L'établissement d'une frontière au Col de la Cayolle résultait de deux traités. Le premier, le traité d'Utrecht (en 1713), détachait la vallée de l'Ubaye du Comté de Nice, et donc de la Savoie, en faveur du royaume de France. Par le second, le traité de Paris (en 1718), le régent Philippe d'Orléans cédait Entraunes et Saint-Martin-d'Entraunes à Victor-Amédée II, roi de Sicile et duc de Savoie. La pose d'une borne frontière en 1718 matérialisa donc ces accords.

La borne, telle qu'elle se présente aujourd'hui, porte gravés les millésimes "1761" (règne de Louis XV) ainsi que "1823" (règne de Louis XVIII). Voici pourquoi…

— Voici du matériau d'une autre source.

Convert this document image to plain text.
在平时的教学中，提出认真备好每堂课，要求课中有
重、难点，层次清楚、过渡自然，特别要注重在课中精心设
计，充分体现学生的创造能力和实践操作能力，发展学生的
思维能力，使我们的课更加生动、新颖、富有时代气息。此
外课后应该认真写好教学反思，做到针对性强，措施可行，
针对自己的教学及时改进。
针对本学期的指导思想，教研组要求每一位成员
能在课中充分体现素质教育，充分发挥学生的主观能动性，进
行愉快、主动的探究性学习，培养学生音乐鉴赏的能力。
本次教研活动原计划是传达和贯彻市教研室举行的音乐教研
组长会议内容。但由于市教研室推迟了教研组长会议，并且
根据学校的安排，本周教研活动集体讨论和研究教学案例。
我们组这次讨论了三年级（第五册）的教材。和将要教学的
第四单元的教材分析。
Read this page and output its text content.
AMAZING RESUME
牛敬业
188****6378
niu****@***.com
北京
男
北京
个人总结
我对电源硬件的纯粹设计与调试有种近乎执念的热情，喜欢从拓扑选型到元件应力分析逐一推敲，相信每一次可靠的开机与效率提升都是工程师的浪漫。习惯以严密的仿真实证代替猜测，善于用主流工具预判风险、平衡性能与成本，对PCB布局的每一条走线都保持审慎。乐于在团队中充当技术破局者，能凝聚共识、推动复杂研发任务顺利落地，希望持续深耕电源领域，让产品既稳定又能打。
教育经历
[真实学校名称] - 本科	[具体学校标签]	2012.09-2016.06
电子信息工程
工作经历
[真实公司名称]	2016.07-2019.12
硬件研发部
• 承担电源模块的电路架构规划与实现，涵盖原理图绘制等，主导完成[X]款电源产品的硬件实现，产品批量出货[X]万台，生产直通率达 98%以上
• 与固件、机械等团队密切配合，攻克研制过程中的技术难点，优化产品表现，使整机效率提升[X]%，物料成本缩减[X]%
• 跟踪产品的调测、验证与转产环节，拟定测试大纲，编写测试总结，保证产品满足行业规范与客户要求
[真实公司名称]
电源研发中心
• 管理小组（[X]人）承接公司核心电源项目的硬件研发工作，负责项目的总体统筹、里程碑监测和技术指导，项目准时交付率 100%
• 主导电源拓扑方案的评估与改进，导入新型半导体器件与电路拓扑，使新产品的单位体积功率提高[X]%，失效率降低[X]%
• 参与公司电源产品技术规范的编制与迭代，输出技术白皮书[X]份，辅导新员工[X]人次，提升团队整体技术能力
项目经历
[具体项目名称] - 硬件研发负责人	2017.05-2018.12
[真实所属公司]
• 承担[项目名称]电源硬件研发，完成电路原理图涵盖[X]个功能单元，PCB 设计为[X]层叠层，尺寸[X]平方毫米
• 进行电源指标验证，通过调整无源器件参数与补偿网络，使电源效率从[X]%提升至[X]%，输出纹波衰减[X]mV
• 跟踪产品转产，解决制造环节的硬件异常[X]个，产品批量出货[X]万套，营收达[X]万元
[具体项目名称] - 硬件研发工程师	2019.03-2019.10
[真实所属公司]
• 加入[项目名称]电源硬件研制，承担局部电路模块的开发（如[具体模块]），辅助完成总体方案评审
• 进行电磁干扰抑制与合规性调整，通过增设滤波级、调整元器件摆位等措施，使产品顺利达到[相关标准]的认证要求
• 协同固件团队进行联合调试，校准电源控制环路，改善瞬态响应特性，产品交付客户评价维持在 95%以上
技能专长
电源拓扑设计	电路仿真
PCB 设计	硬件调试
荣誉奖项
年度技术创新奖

En 1760, sont signés deux nouveaux traités (Turin puis Paris), qui débouchent sur une rectification de frontière. Ça ne change rien pour le Col de la Cayolle, dont la borne est cependant vérifiée et consolidée en 1761, année qui se trouve alors gravée dans le grès.

De 1793 à 1814, le col n'est plus sur la frontière, les Alpes Maritimes étant devenues provisoirement le 85e département français.

Ce n'est qu'en 1823, huit ans après la restitution du Comté de Nice au Royaume de Sardaigne, que sont entreprises les vérifications et les restaurations des bornes frontières de tout le secteur. Une seconde Croix de Savoie est dessinée par dessus l'ancienne et le millésime "1823" gravé sur la borne.

En 1860, le Comté de Nice est concédé par le roi de Sardaigne, Victor-Emmanuel II de Savoie, suite à un accord avec l'empereur Napoléon III, et il est de nouveau rattaché à la France. La borne frontière n'est cependant pas retirée, bien qu'elle n'ait plus de raison d'être.

Ancien Col de la Cayolle, juillet 2014

Un témoignage du passé

Même si le tracé de la route au début du XXe siècle a éloigné le promeneur et le voyageur du col initial, même si le souci de la conservation du patrimoine historique, au début du XXIe siècle, a conduit à la mise à l'abri de la borne originale, il reste aujourd'hui à l'emplacement historique du Col de la Cayolle un témoignage de ce passé, qu'il est toujours séduisant de découvrir (ou redécouvrir) au détour d'une prairie alpine, et au royaume… des marmottes!…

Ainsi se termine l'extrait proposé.